The doctor is helpless, and so is everybody else in the community, and that’s hurting. But whilst the doctor sees standing in the election even more as a matter of urgency and the only way to help and fight injustice, deep down he knows that any possibility to improve the situation is dependend on the US forces and as they are the prepetrators of most of the injustices he sees himself fighting against, the even the US led election might not authorise the elected candidate to abolish these.

“Before we talk about elections – what are the voters rights?” asks Dr.Riyadh. “If there would be an ounce of freedom, what has happened in Fallujah would not have happened.”
_ “How can you make elections in this situation?”


The film also accompanies the private security firm and its employees, Therrien Security, an Australian private security forces under boss and interviewee Peter Toundrow, around the country to document the security measures around the elections and watching a dubious subcontraction process. He arms the Kurdish subcontractors and other forces, but the question of accountability is not raised. We see him buying weapons and haggling over the price of AK47, the Russian/Chinese are £200 each and the Bulgarian £350.

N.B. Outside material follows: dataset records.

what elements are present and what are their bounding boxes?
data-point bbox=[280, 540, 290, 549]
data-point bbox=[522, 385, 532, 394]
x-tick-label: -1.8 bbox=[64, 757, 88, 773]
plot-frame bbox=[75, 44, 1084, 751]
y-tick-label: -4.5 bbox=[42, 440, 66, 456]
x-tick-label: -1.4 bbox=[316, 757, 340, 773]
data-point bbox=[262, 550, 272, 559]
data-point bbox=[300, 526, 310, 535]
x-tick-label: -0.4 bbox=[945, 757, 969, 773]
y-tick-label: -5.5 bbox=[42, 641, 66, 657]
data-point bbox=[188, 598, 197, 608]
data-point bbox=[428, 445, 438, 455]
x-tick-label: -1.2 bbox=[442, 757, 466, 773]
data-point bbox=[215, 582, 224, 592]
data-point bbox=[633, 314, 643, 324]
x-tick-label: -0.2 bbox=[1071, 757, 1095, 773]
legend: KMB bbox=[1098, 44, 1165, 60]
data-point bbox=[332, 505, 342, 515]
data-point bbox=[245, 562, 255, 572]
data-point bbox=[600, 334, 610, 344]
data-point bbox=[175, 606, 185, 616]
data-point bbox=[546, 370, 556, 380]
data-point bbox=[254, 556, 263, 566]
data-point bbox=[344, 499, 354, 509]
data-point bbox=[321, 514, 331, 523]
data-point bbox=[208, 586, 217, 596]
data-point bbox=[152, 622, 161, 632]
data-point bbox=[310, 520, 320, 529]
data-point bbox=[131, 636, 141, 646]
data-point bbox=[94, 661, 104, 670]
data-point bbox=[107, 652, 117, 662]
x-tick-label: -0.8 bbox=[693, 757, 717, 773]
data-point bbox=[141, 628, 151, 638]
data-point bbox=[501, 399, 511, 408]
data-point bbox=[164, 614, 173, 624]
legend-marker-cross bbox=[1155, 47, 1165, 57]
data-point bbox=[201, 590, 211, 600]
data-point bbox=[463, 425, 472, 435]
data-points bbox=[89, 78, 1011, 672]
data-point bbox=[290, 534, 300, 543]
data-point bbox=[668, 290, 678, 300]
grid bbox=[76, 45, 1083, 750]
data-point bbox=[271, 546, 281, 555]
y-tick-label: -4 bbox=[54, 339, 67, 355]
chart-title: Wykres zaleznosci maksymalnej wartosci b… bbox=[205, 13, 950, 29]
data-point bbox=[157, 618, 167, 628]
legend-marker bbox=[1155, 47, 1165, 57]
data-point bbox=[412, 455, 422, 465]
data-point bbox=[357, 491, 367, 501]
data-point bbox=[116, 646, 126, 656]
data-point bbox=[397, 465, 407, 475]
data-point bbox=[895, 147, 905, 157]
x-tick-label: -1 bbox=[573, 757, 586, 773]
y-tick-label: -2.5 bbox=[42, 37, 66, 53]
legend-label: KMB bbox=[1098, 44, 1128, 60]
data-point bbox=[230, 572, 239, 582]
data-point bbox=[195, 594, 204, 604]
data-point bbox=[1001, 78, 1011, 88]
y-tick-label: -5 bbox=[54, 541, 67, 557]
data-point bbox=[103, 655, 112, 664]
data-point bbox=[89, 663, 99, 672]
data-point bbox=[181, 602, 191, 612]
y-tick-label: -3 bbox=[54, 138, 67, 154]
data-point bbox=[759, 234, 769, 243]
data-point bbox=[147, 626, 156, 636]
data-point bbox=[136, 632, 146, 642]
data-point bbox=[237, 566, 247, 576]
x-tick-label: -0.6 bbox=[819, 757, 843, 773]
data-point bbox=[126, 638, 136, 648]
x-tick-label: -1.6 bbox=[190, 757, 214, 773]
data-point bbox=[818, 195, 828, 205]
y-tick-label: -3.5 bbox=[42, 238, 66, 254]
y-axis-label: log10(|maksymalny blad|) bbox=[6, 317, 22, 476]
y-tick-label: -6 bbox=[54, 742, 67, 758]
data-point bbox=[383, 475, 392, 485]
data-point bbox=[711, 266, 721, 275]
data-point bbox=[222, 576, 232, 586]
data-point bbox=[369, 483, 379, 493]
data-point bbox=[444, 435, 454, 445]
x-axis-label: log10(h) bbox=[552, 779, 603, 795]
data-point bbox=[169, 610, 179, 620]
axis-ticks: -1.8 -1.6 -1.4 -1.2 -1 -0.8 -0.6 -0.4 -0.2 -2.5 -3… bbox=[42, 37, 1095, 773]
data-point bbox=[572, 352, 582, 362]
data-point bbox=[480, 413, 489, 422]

Dr. Riyadh has problems though of a different kind: a relative has been kidnapped and the hostage takers demand huge sums of money.
The doctor delivers a motivating and moderate speech at the party conference to support the election in order to gain power to improve the situation.
His Islamic party however decides at the conference to withdraw from the elections. The US forces leave the individual candidates still on ballot paper, tempting them to accept it or not. The party asks for a boycott of the elections, and Dr.Riyadh feels the pressure.
“Politics are not good for you. You do more good as a doctor.” says his family. All of them vote, them being the only ones in the neighbourhood, and as they are fingerprinted for the process they discuss if their blue finger will mean that they could be targetted, such as other Iraqis who are seen as collaborators. The translators working with the US forces at the checkpoints wear scarves, sunglasses and masks.

So what is the moral of the story? Dr.Riyadh summarises his attitude and motivation, his future and his past brilliantly in this sentence:_
“I love my country, my city, my real life neighbourhood and I will work for them every second of my life till I die.”